As the novel advances, the children's changing attitude toward Boo Radley is an important measurement of their development from innocence toward a grown-up ethical perspective. At the beginning of the book, Boo is merely a source of childhood superstition.
For example, when Jem finds his pants sown and laid out on the fence of the Radley's, as he explains to Scout, then allowing them to consider the possibility that perhaps this childhood superstition really does exist. At the end of the novel, he becomes social to Scout, clarifying that she has developed into a selfless and understanding individual. Despite the pain that Boo has suffered the purity of his heart rules his contact with the children. In saving Jem and Scout from the sinister Bob
Ewell, Boo proves the ideal symbol of a good person. But the kids aren't just afraid of him.
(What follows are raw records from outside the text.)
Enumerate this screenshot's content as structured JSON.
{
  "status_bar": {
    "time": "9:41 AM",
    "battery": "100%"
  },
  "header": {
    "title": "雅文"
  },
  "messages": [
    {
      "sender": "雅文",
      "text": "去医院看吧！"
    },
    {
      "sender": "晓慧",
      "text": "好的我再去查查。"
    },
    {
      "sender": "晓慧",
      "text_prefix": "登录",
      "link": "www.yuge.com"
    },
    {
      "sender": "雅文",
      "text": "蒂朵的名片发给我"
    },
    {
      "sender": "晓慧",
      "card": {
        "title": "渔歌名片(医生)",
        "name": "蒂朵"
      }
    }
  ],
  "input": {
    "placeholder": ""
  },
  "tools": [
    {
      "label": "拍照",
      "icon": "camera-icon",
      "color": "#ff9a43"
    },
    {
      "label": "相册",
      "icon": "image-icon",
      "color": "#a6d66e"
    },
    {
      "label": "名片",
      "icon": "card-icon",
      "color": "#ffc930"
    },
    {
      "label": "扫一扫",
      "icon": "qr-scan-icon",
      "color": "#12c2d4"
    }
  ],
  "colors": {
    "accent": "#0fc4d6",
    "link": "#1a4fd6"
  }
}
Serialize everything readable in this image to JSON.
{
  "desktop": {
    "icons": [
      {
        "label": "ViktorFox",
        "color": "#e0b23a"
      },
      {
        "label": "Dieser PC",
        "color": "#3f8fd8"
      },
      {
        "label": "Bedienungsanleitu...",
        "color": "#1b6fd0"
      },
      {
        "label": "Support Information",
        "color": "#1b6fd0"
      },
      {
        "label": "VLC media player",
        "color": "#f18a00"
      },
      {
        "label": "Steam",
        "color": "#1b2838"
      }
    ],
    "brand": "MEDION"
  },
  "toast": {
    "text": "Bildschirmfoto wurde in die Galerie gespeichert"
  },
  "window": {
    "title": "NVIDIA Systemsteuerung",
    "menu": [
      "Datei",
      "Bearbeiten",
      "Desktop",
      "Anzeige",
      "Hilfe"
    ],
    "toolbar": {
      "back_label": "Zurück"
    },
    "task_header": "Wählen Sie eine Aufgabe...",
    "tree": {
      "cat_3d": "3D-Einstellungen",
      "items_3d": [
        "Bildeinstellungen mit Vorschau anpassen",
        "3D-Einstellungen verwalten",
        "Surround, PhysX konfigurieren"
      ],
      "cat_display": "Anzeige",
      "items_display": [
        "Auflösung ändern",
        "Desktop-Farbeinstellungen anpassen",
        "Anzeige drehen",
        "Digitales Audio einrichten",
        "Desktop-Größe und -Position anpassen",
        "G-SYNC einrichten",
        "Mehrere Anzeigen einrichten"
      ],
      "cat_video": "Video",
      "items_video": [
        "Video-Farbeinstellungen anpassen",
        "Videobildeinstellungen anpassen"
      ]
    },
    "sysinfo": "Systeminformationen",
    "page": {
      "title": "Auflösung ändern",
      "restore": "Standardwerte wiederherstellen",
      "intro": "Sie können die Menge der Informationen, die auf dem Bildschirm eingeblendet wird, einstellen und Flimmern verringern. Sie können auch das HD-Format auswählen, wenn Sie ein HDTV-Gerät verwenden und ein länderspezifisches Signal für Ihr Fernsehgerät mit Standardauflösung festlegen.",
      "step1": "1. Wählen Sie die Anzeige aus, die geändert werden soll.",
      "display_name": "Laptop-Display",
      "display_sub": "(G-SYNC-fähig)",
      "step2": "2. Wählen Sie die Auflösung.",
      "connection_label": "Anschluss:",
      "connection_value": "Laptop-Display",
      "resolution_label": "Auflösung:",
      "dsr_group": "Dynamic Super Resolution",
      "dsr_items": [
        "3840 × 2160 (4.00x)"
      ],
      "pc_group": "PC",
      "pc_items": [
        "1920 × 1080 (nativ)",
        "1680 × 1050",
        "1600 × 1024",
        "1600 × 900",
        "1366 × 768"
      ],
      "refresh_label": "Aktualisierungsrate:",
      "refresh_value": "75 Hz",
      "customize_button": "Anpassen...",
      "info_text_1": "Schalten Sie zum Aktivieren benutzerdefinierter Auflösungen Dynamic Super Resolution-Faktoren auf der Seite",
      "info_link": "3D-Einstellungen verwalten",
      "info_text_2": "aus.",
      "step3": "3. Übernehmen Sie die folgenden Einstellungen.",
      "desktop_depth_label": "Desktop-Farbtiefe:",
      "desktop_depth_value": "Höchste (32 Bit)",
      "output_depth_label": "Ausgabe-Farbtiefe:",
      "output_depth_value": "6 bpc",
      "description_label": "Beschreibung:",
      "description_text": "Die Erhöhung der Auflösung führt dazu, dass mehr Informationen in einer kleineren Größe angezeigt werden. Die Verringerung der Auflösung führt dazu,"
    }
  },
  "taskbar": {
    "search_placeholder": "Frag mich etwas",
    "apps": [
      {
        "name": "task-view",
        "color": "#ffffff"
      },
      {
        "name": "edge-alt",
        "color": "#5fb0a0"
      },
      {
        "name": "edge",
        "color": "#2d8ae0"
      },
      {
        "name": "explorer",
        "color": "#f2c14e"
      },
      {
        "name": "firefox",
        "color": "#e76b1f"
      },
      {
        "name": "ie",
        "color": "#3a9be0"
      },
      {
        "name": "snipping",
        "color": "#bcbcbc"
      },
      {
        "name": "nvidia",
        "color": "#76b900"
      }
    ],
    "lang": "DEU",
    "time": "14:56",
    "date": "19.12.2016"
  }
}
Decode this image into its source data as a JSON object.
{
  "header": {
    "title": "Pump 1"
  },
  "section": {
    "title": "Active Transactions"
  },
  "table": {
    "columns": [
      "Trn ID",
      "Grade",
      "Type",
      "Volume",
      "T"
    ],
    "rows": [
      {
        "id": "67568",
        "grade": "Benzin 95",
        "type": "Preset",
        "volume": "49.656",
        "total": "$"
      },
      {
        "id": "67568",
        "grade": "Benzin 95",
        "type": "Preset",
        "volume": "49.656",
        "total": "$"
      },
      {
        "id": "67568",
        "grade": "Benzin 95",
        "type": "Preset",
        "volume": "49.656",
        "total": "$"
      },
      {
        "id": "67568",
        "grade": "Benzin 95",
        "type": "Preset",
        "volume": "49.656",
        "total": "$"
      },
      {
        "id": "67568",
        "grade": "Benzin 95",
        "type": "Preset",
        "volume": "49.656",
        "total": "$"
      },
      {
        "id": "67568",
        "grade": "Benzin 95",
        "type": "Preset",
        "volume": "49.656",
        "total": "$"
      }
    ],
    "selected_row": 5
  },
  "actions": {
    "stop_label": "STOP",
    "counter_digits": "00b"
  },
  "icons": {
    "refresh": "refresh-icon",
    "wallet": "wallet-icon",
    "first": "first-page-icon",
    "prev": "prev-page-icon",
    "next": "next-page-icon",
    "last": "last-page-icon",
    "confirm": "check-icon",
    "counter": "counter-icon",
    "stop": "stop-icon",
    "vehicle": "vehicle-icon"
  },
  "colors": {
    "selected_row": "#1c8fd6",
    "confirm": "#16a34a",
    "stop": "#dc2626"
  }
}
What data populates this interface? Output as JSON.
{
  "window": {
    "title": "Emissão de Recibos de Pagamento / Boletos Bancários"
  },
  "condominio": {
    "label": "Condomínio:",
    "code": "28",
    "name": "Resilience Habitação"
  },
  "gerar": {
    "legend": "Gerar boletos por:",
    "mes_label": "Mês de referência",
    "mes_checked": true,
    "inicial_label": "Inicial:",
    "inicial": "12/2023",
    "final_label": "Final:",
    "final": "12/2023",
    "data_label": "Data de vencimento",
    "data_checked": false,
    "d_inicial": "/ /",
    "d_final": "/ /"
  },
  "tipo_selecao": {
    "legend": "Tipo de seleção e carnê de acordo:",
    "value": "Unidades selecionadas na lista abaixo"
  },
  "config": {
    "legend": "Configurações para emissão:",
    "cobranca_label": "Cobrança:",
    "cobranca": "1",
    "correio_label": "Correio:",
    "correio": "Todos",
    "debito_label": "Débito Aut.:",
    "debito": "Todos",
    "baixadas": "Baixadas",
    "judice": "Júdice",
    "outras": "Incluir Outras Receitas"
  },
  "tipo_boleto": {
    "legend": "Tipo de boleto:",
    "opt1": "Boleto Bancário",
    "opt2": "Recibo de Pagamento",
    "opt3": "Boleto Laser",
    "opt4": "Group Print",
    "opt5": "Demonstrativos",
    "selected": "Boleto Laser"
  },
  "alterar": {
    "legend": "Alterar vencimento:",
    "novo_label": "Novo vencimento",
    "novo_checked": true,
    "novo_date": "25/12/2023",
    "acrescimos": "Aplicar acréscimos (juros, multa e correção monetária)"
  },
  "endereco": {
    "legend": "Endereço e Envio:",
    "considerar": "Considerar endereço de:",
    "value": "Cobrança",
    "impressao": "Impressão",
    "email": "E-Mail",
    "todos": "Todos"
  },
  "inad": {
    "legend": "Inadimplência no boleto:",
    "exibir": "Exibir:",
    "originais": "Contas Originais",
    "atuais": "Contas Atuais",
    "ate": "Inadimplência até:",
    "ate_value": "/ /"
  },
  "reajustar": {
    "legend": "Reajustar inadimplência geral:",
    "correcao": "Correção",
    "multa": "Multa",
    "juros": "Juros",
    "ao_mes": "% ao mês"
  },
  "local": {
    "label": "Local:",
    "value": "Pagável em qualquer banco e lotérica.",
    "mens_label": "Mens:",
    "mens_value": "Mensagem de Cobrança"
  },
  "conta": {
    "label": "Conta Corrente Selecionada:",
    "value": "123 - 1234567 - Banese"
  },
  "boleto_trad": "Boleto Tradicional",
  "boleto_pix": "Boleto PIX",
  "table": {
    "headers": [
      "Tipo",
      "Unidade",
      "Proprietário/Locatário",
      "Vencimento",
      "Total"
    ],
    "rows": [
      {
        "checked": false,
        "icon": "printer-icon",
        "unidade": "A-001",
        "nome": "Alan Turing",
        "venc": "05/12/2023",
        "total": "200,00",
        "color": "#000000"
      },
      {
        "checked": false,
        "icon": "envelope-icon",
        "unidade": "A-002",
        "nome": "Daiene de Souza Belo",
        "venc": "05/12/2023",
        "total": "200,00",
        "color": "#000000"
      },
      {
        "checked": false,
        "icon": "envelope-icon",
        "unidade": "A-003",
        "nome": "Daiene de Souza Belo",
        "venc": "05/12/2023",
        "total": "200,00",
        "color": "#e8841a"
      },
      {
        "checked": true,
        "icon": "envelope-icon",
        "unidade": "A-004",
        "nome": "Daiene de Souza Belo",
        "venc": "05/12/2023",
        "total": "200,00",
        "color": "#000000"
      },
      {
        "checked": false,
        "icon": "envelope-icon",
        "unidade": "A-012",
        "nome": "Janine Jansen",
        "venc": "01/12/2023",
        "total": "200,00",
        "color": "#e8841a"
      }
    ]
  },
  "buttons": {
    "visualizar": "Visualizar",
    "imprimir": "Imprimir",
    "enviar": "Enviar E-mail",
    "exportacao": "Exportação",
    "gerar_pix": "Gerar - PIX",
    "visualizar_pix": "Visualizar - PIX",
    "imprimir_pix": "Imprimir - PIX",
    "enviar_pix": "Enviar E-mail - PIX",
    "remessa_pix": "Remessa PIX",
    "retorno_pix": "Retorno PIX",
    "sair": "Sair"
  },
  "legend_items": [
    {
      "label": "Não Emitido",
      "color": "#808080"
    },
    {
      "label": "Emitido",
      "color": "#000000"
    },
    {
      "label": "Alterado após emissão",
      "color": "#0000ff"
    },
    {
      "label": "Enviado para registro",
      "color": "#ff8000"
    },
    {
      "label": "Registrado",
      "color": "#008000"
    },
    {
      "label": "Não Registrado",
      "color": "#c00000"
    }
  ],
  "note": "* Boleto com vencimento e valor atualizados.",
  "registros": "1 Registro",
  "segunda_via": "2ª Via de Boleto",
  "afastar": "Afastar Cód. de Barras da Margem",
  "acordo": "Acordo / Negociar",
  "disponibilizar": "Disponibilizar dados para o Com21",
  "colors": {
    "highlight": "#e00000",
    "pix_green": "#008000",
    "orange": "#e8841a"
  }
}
There's also a strange longing for connection in the kids' obsession with him. Acting out of the life and times of Boo Radley could be a way of trying understand him by "trying on his skin," as Atticus always says. And they do try to say that they're really just concerned for his well-being:
Dill said, "We're askin' him real politely to come out sometimes, and tell us what he does in there—we said we wouldn't hurt him and we'd buy him an ice cream."
"You all've gone crazy, he'll kill us!"
Dill said, "It's my idea. I figure if he'd come out and sit a spell with us he might feel better."
"How do you know he don't feel good?"
"Well how'd you feel if you'd been shut up for a hundred years with nothin' but cats to eat?" (5.72-76)
The last line suggests that Dill at least feels some sympathy for Boo, and can imagine, or thinks he can imagine what he feels—and what he needs. It seems like Boo raises a really important question for the kids: can you still be human without being part of a community?